Возвращаясь к «лесной» метафоре, Эко отмечает, что существует как минимум два способа прогуливаться по тексту. Образцовый читатель первого уровня желает знать, чем закончится история (так, можно прогуливаться по лесу, руководствуясь сугубо утилитарными соображениями, чтобы найти дом бабушки, которую уже съел волк). Образцовый читатель второго уровня рассчитывает, что его гидом по этому волшебному лесу будет текст. Чтобы выяснить первое, достаточно прочитать текст один раз, чтобы узнать второе (и познакомиться с образцовым автором), нужно быть готовым к множественным прочтениям. Только тогда, когда эмпирический читатель откроет для себя образцового автора, он станет полноценным, сформировавшимся образцовым читателем[263]. Наивный образцовый читатель, входя в нарративный лес, напоминает Эко голливудских продюсеров при слушании сценария: «переходите к погоне, не тратьте время на психологические детали, мне нужна развязка»[264]. Искушенный читатель идет в лес для прогулки: приятно потянуть время, поискать грибы, исследовать мох. Затягивание не означает пустую трату времени. Усовершенствованный Хичкоком suspense не является собственностью триллера — это универсальный прием.

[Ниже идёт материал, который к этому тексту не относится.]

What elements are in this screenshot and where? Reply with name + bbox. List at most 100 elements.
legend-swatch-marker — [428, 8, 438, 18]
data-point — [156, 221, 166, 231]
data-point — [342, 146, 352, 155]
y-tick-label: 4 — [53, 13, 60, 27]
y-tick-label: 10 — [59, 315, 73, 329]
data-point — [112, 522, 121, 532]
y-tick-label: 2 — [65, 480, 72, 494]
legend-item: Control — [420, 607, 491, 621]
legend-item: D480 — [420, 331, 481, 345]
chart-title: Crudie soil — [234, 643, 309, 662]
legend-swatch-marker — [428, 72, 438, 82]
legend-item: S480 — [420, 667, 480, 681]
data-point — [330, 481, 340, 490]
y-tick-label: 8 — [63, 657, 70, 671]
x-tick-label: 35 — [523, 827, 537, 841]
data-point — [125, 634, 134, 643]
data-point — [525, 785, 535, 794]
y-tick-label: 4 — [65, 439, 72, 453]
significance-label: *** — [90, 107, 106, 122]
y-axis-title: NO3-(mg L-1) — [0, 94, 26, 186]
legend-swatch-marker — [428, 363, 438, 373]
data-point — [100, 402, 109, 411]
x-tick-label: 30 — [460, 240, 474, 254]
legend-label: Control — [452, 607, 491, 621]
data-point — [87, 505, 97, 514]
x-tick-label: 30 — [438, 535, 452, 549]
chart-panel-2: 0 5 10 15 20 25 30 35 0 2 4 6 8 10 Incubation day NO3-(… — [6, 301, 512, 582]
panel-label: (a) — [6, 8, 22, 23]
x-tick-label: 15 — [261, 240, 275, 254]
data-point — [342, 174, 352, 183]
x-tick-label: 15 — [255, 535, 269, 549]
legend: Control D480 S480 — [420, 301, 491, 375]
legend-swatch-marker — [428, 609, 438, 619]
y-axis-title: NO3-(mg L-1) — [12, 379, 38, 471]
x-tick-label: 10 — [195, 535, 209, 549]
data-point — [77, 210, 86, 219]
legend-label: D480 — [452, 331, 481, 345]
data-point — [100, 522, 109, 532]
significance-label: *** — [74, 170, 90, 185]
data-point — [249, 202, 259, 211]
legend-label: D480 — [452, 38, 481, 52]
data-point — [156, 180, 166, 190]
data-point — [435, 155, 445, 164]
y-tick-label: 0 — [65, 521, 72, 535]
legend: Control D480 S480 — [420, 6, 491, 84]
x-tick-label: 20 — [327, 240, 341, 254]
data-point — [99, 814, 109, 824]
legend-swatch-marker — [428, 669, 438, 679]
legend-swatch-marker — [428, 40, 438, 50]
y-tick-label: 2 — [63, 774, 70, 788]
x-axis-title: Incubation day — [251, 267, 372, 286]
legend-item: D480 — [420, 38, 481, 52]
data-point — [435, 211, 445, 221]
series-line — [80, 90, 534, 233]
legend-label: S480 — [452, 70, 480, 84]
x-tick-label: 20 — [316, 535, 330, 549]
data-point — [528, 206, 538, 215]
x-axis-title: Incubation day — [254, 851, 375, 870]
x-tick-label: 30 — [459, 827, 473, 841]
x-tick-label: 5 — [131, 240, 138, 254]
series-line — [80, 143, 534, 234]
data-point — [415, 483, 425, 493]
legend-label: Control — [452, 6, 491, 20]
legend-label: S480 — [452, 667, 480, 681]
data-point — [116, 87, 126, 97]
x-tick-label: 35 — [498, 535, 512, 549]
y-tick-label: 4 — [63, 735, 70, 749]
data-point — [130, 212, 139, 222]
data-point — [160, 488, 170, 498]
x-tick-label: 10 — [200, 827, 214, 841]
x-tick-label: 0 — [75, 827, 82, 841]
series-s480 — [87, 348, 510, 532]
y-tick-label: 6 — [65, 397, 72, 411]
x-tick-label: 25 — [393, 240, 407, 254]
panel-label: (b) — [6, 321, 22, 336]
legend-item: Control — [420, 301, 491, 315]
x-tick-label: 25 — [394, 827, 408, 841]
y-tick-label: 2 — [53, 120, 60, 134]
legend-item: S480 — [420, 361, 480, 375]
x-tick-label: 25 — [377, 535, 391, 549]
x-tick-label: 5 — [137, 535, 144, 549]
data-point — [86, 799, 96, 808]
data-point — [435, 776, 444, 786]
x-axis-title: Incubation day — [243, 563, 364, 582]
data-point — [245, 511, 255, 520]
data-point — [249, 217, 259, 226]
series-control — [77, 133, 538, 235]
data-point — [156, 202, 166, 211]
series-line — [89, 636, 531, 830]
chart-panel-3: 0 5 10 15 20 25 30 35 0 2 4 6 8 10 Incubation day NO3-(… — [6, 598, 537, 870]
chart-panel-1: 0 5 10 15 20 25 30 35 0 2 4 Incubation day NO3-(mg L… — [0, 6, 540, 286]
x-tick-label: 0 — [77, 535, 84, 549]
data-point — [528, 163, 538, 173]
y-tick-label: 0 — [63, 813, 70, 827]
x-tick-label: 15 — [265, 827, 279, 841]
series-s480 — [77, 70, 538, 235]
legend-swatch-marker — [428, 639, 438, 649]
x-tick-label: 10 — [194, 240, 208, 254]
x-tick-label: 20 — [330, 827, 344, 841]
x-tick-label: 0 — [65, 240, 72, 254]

Главное условие, на которое читатель соглашается при чтении текста, — это то, что он имеет дело с вымышленным миром. «Вымышленный» — это возможный мир, параметры и модели создания которого Эко анализирует во многих своих работах (например, в Пределах интерпретации он пробует рассмотреть реальный мир как культурный конструкт, чтобы сравнить реальный и возможный миры). Вымышленные миры паразитируют на нашем представлении о реальном мире. Однако правила, определяющего точное количество и пропорцию фиктивных элементов в этом мире, не существует. Но можно утверждать наверняка — это компактные, маленькие миры, в которых мы знаем Жюльена Сореля лучше, чем собственного отца, необъяснимые поступки, внешне не проявляющиеся страсти, тайные воспоминания и опыт детства которого, возможно, никогда нам не будут известны.

В то же время мы привыкли считать, что знаем более или менее точно, что является «истинным» в реальном мире. Например, «фактами» считаются календарные даты: бесспорно то, что сейчас 2000 год, что Наполеон умер 5 мая 1821 года и т. д. Но что является «истинным» в вымышленном мире? И насколько мы уверены, что наше представление об «истине» в реальном мире так уж бесспорно?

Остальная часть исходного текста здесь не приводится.